Dazu kommt der Umgangston, den die Parteiführung, und ganz besonders Sigmar, mit der Basis pflegt: Der ist schlicht zum kotzen. abgewöhnen. Ein typisches Beispiel sind Sigmars Äußerungen zu den Netzaktivisten in der Partei, die dann auch so engagierte und fähige Leute wie Yasmina Banaszczuk vertrieben haben.

Wäre nicht das Mitgliedervotum gewesen, wäre ich schon früher gegangen.

Dabei ging es nicht darum, unbedingt noch mitmachen zu wollen, oder der Parteiführung eins auszuwischen. Ich hatte doch tatsächlich die Hoffnung, dass es in der Partei genug Reformwillen gäbe, nicht der Machtoption und damit den schlechten alten Gewohnheiten anzuhängen. Opposition wäre die Gelegenheit gewesen, sich neu zu finden und sich die grundsätzliche Frage zu stellen, wie die Sozialdemokratie des 21. Jahrhunderts aussehen soll. Es wäre die Gelegenheit gewesen, Fehler zu korrigieren und die eigenen Ideale neu zu finden und zu bestimmen. Eine Mehrheit hat das anders gesehen. Dabei wäre diese Erneuerung dringend nötig. Die Partei, wie ich sie derzeit erlebe, besteht aus ein paar (langsam aussterbenden) Altsozialisten, deren Weltbild schon für das späte 20. Jahrhundert nicht mehr passte; einer übermächtigen Gruppe von Realpolitikern (ist das wirklich die Mehrheit?), die den Bezug zu jenen Idealen, die die Alten hochhalten völlig verloren hat und sich nur noch von den ‚Zwängen der Realpolitik‘ und dem eigenen Machtdenken treiben lassen; und einer teils unglaublich engagierten, aber zunehmend frustrierten Basis. Der Ausgang des Mitgliedervotums hat mich nun leider völlig davon überzeugt, dass sich in der SPD so bald nichts ändern wird; dass in vielen Punkten leider immer noch Tucholsky’s treffende Analyse gilt: „Wat brauchst du Jrundsätze“, sacht er, „wenn du’n Apparat hast!“.

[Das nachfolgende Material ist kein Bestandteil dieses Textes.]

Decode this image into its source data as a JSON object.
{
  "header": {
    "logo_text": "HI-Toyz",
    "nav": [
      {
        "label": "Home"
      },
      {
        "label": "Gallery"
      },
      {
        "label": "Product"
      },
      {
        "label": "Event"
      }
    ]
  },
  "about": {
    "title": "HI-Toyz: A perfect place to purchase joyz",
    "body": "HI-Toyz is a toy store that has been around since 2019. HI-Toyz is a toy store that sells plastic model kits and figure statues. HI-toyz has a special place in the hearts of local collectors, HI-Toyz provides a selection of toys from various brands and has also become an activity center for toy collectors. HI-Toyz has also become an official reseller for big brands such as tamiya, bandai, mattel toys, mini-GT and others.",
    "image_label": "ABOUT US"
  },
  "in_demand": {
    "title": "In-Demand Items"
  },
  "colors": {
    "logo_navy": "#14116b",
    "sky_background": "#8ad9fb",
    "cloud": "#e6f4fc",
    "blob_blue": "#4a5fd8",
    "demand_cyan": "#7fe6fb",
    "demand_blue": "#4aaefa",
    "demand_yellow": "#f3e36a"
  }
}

Das alles klingt jetzt vermutlich bitterer als es ist. Ich will darum auf einem versöhnlichen Ton enden: Ich habe in der Partei eine Menge großartiger Menschen kennengelernt. Menschen, die sich unglaublich engagieren, die Überzeugungen haben und versuchen, diesen Überzeugungen auch in der Partei eine Stimme zu geben. Ich habe für mich beschlossen, dass ich genau das derzeit nicht mehr kann. Aber ich will auch kein Karteimitglied sein, darum gehe ich jetzt. Frustriert, aber nicht im Zorn. Ich werde mich weiter politisch engagieren und ich würde mich freuen, wenn ich  dabei irgendwann einer SPD begegne, in der ich dann auch wieder eine politische Heimat sehen kann. Auf Wiedersehen SPD.